Gwendolyn awoke, daring to hope the day would brighten and warm, but as the morning carried on, the skies turned ashen, like flesh turned gray and cold in death.
It continued to drizzle as well—a willful, freezing mist that persevered, gradually penetrating even through her leathers.
To make matters worse, for the past two bells, she’d had a feeling of foreboding—a tightness in her chest she couldn’t escape. Something hung about this forest—a shadow that unsettled her so gooseflesh erupted on her flesh. For a good league now, they had encountered no travelers—neither man nor beast.
No deer.
No foxes.
No coney.
No chirping birds.
Not. One. Creature.
When Gwendolyn’s nose detected a trace of smoke, she turned to Málik, and mouthed the word, “Fire?”

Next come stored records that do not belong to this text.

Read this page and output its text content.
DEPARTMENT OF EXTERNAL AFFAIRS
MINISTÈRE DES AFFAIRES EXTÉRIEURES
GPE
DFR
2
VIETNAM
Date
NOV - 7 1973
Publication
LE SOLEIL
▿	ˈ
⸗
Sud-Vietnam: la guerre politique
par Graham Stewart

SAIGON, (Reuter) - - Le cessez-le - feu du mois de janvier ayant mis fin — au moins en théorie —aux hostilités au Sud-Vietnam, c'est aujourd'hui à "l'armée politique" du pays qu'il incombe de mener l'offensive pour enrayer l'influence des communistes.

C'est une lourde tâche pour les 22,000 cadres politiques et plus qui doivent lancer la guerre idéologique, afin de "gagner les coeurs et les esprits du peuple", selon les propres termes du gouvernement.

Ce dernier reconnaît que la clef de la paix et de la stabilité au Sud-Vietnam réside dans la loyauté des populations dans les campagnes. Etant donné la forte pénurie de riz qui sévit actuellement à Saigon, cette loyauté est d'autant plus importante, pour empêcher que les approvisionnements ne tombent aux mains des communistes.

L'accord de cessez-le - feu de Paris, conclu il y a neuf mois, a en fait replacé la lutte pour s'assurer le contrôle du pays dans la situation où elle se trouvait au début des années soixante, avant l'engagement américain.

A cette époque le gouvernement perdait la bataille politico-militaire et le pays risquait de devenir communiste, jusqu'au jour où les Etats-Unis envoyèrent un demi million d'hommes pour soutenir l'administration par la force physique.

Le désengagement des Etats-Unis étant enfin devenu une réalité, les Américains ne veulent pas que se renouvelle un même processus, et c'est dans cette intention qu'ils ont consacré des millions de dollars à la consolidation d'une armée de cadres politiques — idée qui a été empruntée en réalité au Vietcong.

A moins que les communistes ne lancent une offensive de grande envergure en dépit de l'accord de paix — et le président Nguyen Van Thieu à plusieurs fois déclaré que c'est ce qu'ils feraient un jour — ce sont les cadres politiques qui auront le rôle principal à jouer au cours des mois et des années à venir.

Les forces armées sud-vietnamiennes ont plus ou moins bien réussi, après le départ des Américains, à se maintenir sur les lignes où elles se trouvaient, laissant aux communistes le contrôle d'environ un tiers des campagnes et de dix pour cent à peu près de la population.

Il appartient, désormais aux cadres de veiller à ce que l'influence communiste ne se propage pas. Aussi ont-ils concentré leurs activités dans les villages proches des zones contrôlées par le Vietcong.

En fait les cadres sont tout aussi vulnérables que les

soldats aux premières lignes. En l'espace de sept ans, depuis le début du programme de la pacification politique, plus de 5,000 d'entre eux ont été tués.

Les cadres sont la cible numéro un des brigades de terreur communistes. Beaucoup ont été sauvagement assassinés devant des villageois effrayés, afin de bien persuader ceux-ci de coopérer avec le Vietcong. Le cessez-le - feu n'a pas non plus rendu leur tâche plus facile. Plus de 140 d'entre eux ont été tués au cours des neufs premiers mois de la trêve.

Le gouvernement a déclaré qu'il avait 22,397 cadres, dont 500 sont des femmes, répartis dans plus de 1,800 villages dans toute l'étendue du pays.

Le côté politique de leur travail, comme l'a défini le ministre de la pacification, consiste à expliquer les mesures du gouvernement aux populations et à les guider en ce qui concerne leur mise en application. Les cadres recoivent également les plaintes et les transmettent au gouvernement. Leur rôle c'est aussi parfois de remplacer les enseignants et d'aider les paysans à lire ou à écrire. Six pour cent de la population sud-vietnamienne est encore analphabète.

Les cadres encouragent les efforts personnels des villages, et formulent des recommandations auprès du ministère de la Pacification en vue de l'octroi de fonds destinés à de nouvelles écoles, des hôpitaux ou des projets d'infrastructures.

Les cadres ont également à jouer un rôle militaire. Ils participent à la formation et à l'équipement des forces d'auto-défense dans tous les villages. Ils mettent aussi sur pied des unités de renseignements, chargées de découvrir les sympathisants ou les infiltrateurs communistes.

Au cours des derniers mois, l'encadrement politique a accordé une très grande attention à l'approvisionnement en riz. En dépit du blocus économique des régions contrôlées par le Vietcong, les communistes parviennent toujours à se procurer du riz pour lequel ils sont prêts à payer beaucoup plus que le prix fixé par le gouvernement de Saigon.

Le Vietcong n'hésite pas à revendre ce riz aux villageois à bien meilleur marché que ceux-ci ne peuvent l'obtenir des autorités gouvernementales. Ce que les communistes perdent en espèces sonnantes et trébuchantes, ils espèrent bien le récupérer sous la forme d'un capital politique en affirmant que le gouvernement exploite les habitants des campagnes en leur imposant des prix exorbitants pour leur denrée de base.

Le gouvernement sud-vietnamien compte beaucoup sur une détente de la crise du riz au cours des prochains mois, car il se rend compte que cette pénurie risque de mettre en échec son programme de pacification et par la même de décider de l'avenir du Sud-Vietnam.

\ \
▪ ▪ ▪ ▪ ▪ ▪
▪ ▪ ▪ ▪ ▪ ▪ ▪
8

He nodded once, drawing his sword, and Gwendolyn understood that to mean he didn’t believe the fire was an accident.
Presently, they discovered the reason for the unnatural silence.
In the aftermath of whatever had transpired in this Ordovician village, the adjacent woods were bereft of life.
“Gods,” Gwendolyn said, swallowing convulsively over the sight that greeted them as they entered the once-verdant glade, now decimated by flames. “Who could have done such a thing?”
No home was spared.
No soul reprieved—not one man, woman, child, or beast.
Aisling whinnied in protest as she by-stepped over the still smoldering remnants of a luckless soul, his body prone and burnt to the bone. What flesh remained was being picked at by carrion, whose gluttony for carnage could not wait for the smoke to clear. Gwendolyn swung her blade and the large crow shuffled out of the way, squawking in protest. Peering back over her shoulder at the body, she saw no sign of weapons anywhere near his person… although, in truth, it could have been a woman. Simply to look at the corpse, it would be difficult to say. The hair, like the clothes, was burnt to crisps.
“Raiders,” suggested Bryn, though he couldn’t possibly know. The single word was more a question.
“Loc’s men,” announced Esme, with ill-concealed revulsion. “If I had known when they’d passed, this is what they were about, I’d have cut their throats myself.”